Second, for the Trivium, the curriculum should be ordered toward nurturing students in their knowledge of the Judeo-Christian cultural heritage. In foreign languages, as the Ben Gamla charter schools teach Hebrew, so Christian-friendly charter schools can easily require Latin, with stronger precedent than for Hebrew. Elsewhere in the humanities, teachers may give particular attention to biblical history and literature, as well as to Western Christian literature and the religious history of Europe and America. Teaching this material, after all, makes everyone more literate, not just Christians. Augustine and Donne, Maimonides and Judah Halevi, these are thinkers whose works would do good for all modern students to experience. Intentionally teaching students to become conversant with the Christian tradition is of utmost importance, and there is plenty of excellent material to read and discuss.
Third, in the natural sciences, the honest thing to do is to teach what everyone learns about evolutionary biology but also to discuss data (or lack of data) that Mayr, Gould, and others have admitted to be problematic. There is no question that Creationism is not science, but all students stand to gain from honest enquiry in natural science. They would learn a great deal from teachers showing them the questions that continued to occupy scientists today. In natural history, likewise – in astronomy, geology, and palæontology – it is responsible to stress that one does not draw conclusions in the same manner as in other fields of natural science, since repeated and controlled experiments in natural history are intrinsically impossible. By right reason, nothing in the natural sciences actually destroys Christian faith. Taught well, Christian students should see that natural science is not a threat to their faith, and students of a scientific inclination should see that religious faith is not a threat to science; honesty and truth are virtues that no one, Christian or atheist, needs to give up.
Fourth, a charter school congenial to the Christian faith supports the integrity of family life.

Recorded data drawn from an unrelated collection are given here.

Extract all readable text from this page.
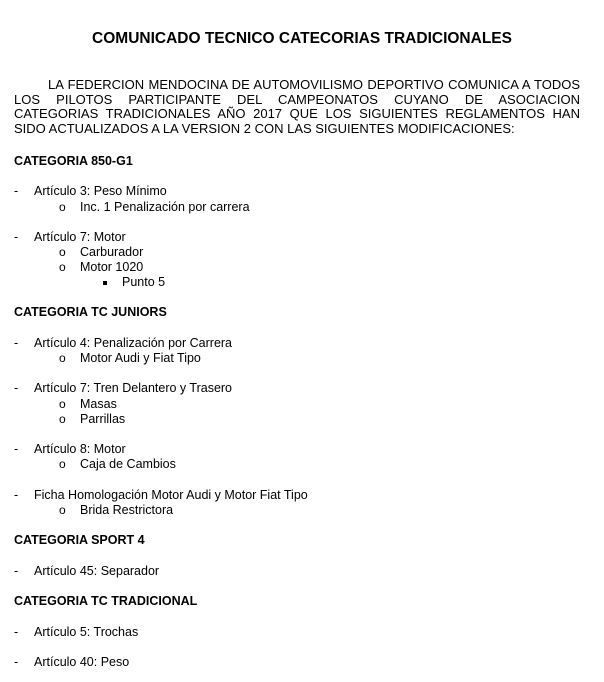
COMUNICADO TECNICO CATECORIAS TRADICIONALES
LA FEDERCION MENDOCINA DE AUTOMOVILISMO DEPORTIVO COMUNICA A TODOS LOS PILOTOS PARTICIPANTE DEL CAMPEONATOS CUYANO DE ASOCIACION CATEGORIAS TRADICIONALES AÑO 2017 QUE LOS SIGUIENTES REGLAMENTOS HAN SIDO ACTUALIZADOS A LA VERSION 2 CON LAS SIGUIENTES MODIFICACIONES:
CATEGORIA 850-G1
- Artículo 3: Peso Mínimo
o Inc. 1 Penalización por carrera
- Artículo 7: Motor
o Carburador
o Motor 1020
Punto 5
CATEGORIA TC JUNIORS
- Artículo 4: Penalización por Carrera
o Motor Audi y Fiat Tipo
- Artículo 7: Tren Delantero y Trasero
o Masas
o Parrillas
- Artículo 8: Motor
o Caja de Cambios
- Ficha Homologación Motor Audi y Motor Fiat Tipo
o Brida Restrictora
CATEGORIA SPORT 4
- Artículo 45: Separador
CATEGORIA TC TRADICIONAL
- Artículo 5: Trochas
- Artículo 40: Peso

Students who live close enough to the school, perhaps, can go home for lunch; for those who cannot, it seems good to use only humanely obtained kosher meat and offer vegetarian options. Perhaps even more importantly, the school should keep homework to a minimum – look at all the happy Dutch children. It is also worth looking into arrangements in which students can learn at home some days of the week, as well as accommodations for homeschoolers who wish to join certain classes. On the teachers’ end, I think it best if both regular and substitute teachers can work part-time without losing their health insurance benefits. By serving the families of both the students and the teachers, schools better honour the God who made us able to learn.
The example of charter schools that did all this, even if state schools could not do everything the same way, could encourage state schools to improve the way they did things and become better places for both Christian and non-Christian parents to send their children. It is not always clear what can legally be done, and close ties between Christian groups and schools can be controversial, but I think the idea should be tried. What do you think?